Ale starsze organizacje informacyjne nie są jedynymi, które zmieniły język kursu. Politico, które miało swój początek w 2007 , zredagował litanię przekleństw w artykuł z 2010 roku badanie przeklinających skłonności polityków. A w styczniu, kiedy redaktor naczelny New York Times Dean Baquet nazwał krytyka „dupkiem” na Facebooku, Politico zredagowało słowo w nagłówku, ale opublikowało je w historia .
Oto próbka innych zasad dotyczących wulgaryzmów dzięki uprzejmości Amerykańskiego Stowarzyszenia Redaktorów Wiadomości:
Washington Post przewodnik po standardach i etyce mówi dziennikarzom i redaktorom, aby unikali „wulgaryzmów i nieprzyzwoitości, chyba że jest to absolutnie konieczne”:
W żadnym wypadku nie wolno używać wulgaryzmów bez zgody redaktora naczelnego lub redaktora naczelnego lub jego zastępcy. Zobacz rozdział 5, „Korzystanie z języka”, aby uzyskać wskazówki dotyczące konkretnych słów lub terminów, które mogą być wrażliwe.
Stowarzyszenie prasy' oświadczenie o wartościach i zasadach nowości dopuszcza wulgaryzmy w przypadkach wartych opublikowania:
W opowiadaniach nie używamy wulgaryzmów, rasistowskich epitetów ani innych obraźliwych obelg, chyba że są one częścią bezpośrednich cytatów i istnieje ku temu przekonujący powód.
Blogi i felietony internetowe The New York Times News informują o wszystkich nieprzyzwoitościach:
Skróty, kolokwializmy, a nawet slang są, ogólnie rzecz biorąc, bardziej dopuszczalne na blogach niż w druku. Ale nieprzyzwoitości i wulgaryzmy nie są i oczywiście niezweryfikowane twierdzenia o faktach, ślepe, pejoratywne cytaty i inne uchybienia w dziennikarskich standardach nigdy nie występują na blogach.

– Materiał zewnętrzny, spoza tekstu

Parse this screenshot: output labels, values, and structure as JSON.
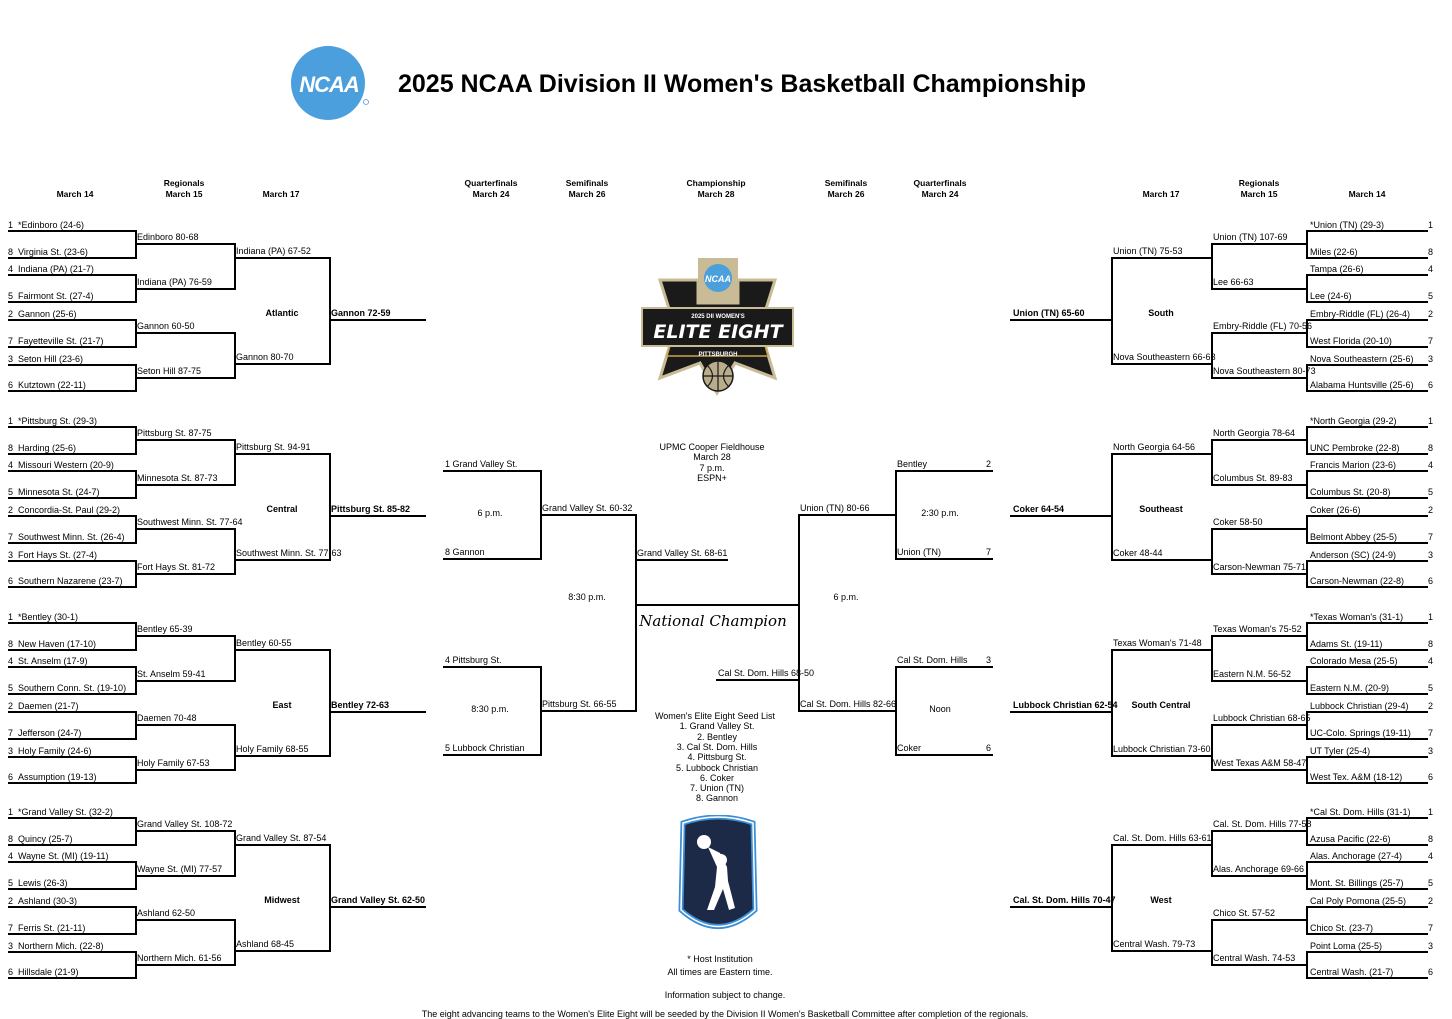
{
  "title": "2025 NCAA Division II Women's Basketball Championship",
  "logos": {
    "ncaa": "NCAA",
    "elite_eight": [
      "2025 DII WOMEN'S",
      "ELITE EIGHT",
      "PITTSBURGH"
    ],
    "colors": {
      "ncaa_blue": "#4a9fdc",
      "gold": "#c9a64b",
      "navy": "#1c2a48"
    }
  },
  "headers": {
    "left_r1": [
      "March 14"
    ],
    "left_r2": [
      "Regionals",
      "March 15"
    ],
    "left_r3": [
      "March 17"
    ],
    "left_qf": [
      "Quarterfinals",
      "March 24"
    ],
    "left_sf": [
      "Semifinals",
      "March 26"
    ],
    "final": [
      "Championship",
      "March 28"
    ],
    "right_sf": [
      "Semifinals",
      "March 26"
    ],
    "right_qf": [
      "Quarterfinals",
      "March 24"
    ],
    "right_r3": [
      "March 17"
    ],
    "right_r2": [
      "Regionals",
      "March 15"
    ],
    "right_r1": [
      "March 14"
    ]
  },
  "left_regions": [
    {
      "name": "Atlantic",
      "teams": [
        {
          "seed": "1",
          "name": "*Edinboro (24-6)"
        },
        {
          "seed": "8",
          "name": "Virginia St. (23-6)"
        },
        {
          "seed": "4",
          "name": "Indiana (PA) (21-7)"
        },
        {
          "seed": "5",
          "name": "Fairmont St. (27-4)"
        },
        {
          "seed": "2",
          "name": "Gannon (25-6)"
        },
        {
          "seed": "7",
          "name": "Fayetteville St. (21-7)"
        },
        {
          "seed": "3",
          "name": "Seton Hill (23-6)"
        },
        {
          "seed": "6",
          "name": "Kutztown (22-11)"
        }
      ],
      "r1": [
        "Edinboro 80-68",
        "Indiana (PA) 76-59",
        "Gannon 60-50",
        "Seton Hill 87-75"
      ],
      "r2": [
        "Indiana (PA) 67-52",
        "Gannon 80-70"
      ],
      "champ": "Gannon 72-59"
    },
    {
      "name": "Central",
      "teams": [
        {
          "seed": "1",
          "name": "*Pittsburg St. (29-3)"
        },
        {
          "seed": "8",
          "name": "Harding (25-6)"
        },
        {
          "seed": "4",
          "name": "Missouri Western (20-9)"
        },
        {
          "seed": "5",
          "name": "Minnesota St. (24-7)"
        },
        {
          "seed": "2",
          "name": "Concordia-St. Paul (29-2)"
        },
        {
          "seed": "7",
          "name": "Southwest Minn. St. (26-4)"
        },
        {
          "seed": "3",
          "name": "Fort Hays St. (27-4)"
        },
        {
          "seed": "6",
          "name": "Southern Nazarene (23-7)"
        }
      ],
      "r1": [
        "Pittsburg St. 87-75",
        "Minnesota St. 87-73",
        "Southwest Minn. St. 77-64",
        "Fort Hays St. 81-72"
      ],
      "r2": [
        "Pittsburg St. 94-91",
        "Southwest Minn. St. 77-63"
      ],
      "champ": "Pittsburg St. 85-82"
    },
    {
      "name": "East",
      "teams": [
        {
          "seed": "1",
          "name": "*Bentley (30-1)"
        },
        {
          "seed": "8",
          "name": "New Haven (17-10)"
        },
        {
          "seed": "4",
          "name": "St. Anselm (17-9)"
        },
        {
          "seed": "5",
          "name": "Southern Conn. St. (19-10)"
        },
        {
          "seed": "2",
          "name": "Daemen (21-7)"
        },
        {
          "seed": "7",
          "name": "Jefferson (24-7)"
        },
        {
          "seed": "3",
          "name": "Holy Family (24-6)"
        },
        {
          "seed": "6",
          "name": "Assumption (19-13)"
        }
      ],
      "r1": [
        "Bentley 65-39",
        "St. Anselm 59-41",
        "Daemen 70-48",
        "Holy Family 67-53"
      ],
      "r2": [
        "Bentley 60-55",
        "Holy Family 68-55"
      ],
      "champ": "Bentley 72-63"
    },
    {
      "name": "Midwest",
      "teams": [
        {
          "seed": "1",
          "name": "*Grand Valley St. (32-2)"
        },
        {
          "seed": "8",
          "name": "Quincy (25-7)"
        },
        {
          "seed": "4",
          "name": "Wayne St. (MI) (19-11)"
        },
        {
          "seed": "5",
          "name": "Lewis (26-3)"
        },
        {
          "seed": "2",
          "name": "Ashland (30-3)"
        },
        {
          "seed": "7",
          "name": "Ferris St. (21-11)"
        },
        {
          "seed": "3",
          "name": "Northern Mich. (22-8)"
        },
        {
          "seed": "6",
          "name": "Hillsdale (21-9)"
        }
      ],
      "r1": [
        "Grand Valley St. 108-72",
        "Wayne St. (MI) 77-57",
        "Ashland 62-50",
        "Northern Mich. 61-56"
      ],
      "r2": [
        "Grand Valley St. 87-54",
        "Ashland 68-45"
      ],
      "champ": "Grand Valley St. 62-50"
    }
  ],
  "right_regions": [
    {
      "name": "South",
      "teams": [
        {
          "seed": "1",
          "name": "*Union (TN) (29-3)"
        },
        {
          "seed": "8",
          "name": "Miles (22-6)"
        },
        {
          "seed": "4",
          "name": "Tampa (26-6)"
        },
        {
          "seed": "5",
          "name": "Lee (24-6)"
        },
        {
          "seed": "2",
          "name": "Embry-Riddle (FL) (26-4)"
        },
        {
          "seed": "7",
          "name": "West Florida (20-10)"
        },
        {
          "seed": "3",
          "name": "Nova Southeastern (25-6)"
        },
        {
          "seed": "6",
          "name": "Alabama Huntsville (25-6)"
        }
      ],
      "r1": [
        "Union (TN) 107-69",
        "Lee 66-63",
        "Embry-Riddle (FL) 70-56",
        "Nova Southeastern 80-73"
      ],
      "r2": [
        "Union (TN) 75-53",
        "Nova Southeastern 66-63"
      ],
      "champ": "Union (TN) 65-60"
    },
    {
      "name": "Southeast",
      "teams": [
        {
          "seed": "1",
          "name": "*North Georgia (29-2)"
        },
        {
          "seed": "8",
          "name": "UNC Pembroke (22-8)"
        },
        {
          "seed": "4",
          "name": "Francis Marion (23-6)"
        },
        {
          "seed": "5",
          "name": "Columbus St. (20-8)"
        },
        {
          "seed": "2",
          "name": "Coker (26-6)"
        },
        {
          "seed": "7",
          "name": "Belmont Abbey (25-5)"
        },
        {
          "seed": "3",
          "name": "Anderson (SC) (24-9)"
        },
        {
          "seed": "6",
          "name": "Carson-Newman (22-8)"
        }
      ],
      "r1": [
        "North Georgia 78-64",
        "Columbus St. 89-83",
        "Coker 58-50",
        "Carson-Newman 75-71"
      ],
      "r2": [
        "North Georgia 64-56",
        "Coker 48-44"
      ],
      "champ": "Coker 64-54"
    },
    {
      "name": "South Central",
      "teams": [
        {
          "seed": "1",
          "name": "*Texas Woman's (31-1)"
        },
        {
          "seed": "8",
          "name": "Adams St. (19-11)"
        },
        {
          "seed": "4",
          "name": "Colorado Mesa (25-5)"
        },
        {
          "seed": "5",
          "name": "Eastern N.M. (20-9)"
        },
        {
          "seed": "2",
          "name": "Lubbock Christian (29-4)"
        },
        {
          "seed": "7",
          "name": "UC-Colo. Springs (19-11)"
        },
        {
          "seed": "3",
          "name": "UT Tyler (25-4)"
        },
        {
          "seed": "6",
          "name": "West Tex. A&M (18-12)"
        }
      ],
      "r1": [
        "Texas Woman's 75-52",
        "Eastern N.M. 56-52",
        "Lubbock Christian 68-65",
        "West Texas A&M 58-47"
      ],
      "r2": [
        "Texas Woman's 71-48",
        "Lubbock Christian 73-60"
      ],
      "champ": "Lubbock Christian 62-54"
    },
    {
      "name": "West",
      "teams": [
        {
          "seed": "1",
          "name": "*Cal St. Dom. Hills (31-1)"
        },
        {
          "seed": "8",
          "name": "Azusa Pacific (22-6)"
        },
        {
          "seed": "4",
          "name": "Alas. Anchorage (27-4)"
        },
        {
          "seed": "5",
          "name": "Mont. St. Billings (25-7)"
        },
        {
          "seed": "2",
          "name": "Cal Poly Pomona (25-5)"
        },
        {
          "seed": "7",
          "name": "Chico St. (23-7)"
        },
        {
          "seed": "3",
          "name": "Point Loma (25-5)"
        },
        {
          "seed": "6",
          "name": "Central Wash. (21-7)"
        }
      ],
      "r1": [
        "Cal. St. Dom. Hills 77-58",
        "Alas. Anchorage 69-66",
        "Chico St. 57-52",
        "Central Wash. 74-53"
      ],
      "r2": [
        "Cal. St. Dom. Hills 63-61",
        "Central Wash. 79-73"
      ],
      "champ": "Cal. St. Dom. Hills 70-47"
    }
  ],
  "elite_eight": {
    "venue": [
      "UPMC Cooper Fieldhouse",
      "March 28",
      "7 p.m.",
      "ESPN+"
    ],
    "left_top": {
      "team1": "1 Grand Valley St.",
      "team2": "8 Gannon",
      "time": "6 p.m.",
      "winner": "Grand Valley St. 60-32"
    },
    "left_bottom": {
      "team1": "4 Pittsburg St.",
      "team2": "5 Lubbock Christian",
      "time": "8:30 p.m.",
      "winner": "Pittsburg St. 66-55"
    },
    "left_semi": {
      "time": "8:30 p.m.",
      "winner": "Grand Valley St. 68-61"
    },
    "right_top": {
      "team1": "Bentley",
      "seed1": "2",
      "team2": "Union (TN)",
      "seed2": "7",
      "time": "2:30 p.m.",
      "winner": "Union (TN) 80-66"
    },
    "right_bottom": {
      "team1": "Cal St. Dom. Hills",
      "seed1": "3",
      "team2": "Coker",
      "seed2": "6",
      "time": "Noon",
      "winner": "Cal St. Dom. Hills 82-66"
    },
    "right_semi": {
      "time": "6 p.m.",
      "winner": "Cal St. Dom. Hills 68-50"
    },
    "champion_label": "National Champion",
    "seed_list_title": "Women's Elite Eight Seed List",
    "seed_list": [
      "1. Grand Valley St.",
      "2. Bentley",
      "3. Cal St. Dom. Hills",
      "4. Pittsburg St.",
      "5. Lubbock Christian",
      "6. Coker",
      "7. Union (TN)",
      "8. Gannon"
    ]
  },
  "footer": {
    "host_note": "* Host Institution",
    "times_note": "All times are Eastern time.",
    "change_note": "Information subject to change.",
    "seeding_note": "The eight advancing teams to the Women's Elite Eight will be seeded by the Division II Women's Basketball Committee after completion of the regionals."
  }
}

ten San Jose Mercury News Polityka etyczna umożliwia wykorzystanie elips do wycinania przekleństw:
Mówiąc prościej: elipsy budzą problemy z wiarygodnością. Użyjemy jednak elipsy, aby usunąć wulgaryzmy z cytatów.
Czy w twoim newsroomie obowiązuje polityka dotycząca przeklinania? Wyślij mi link, a zamieszczę go tutaj.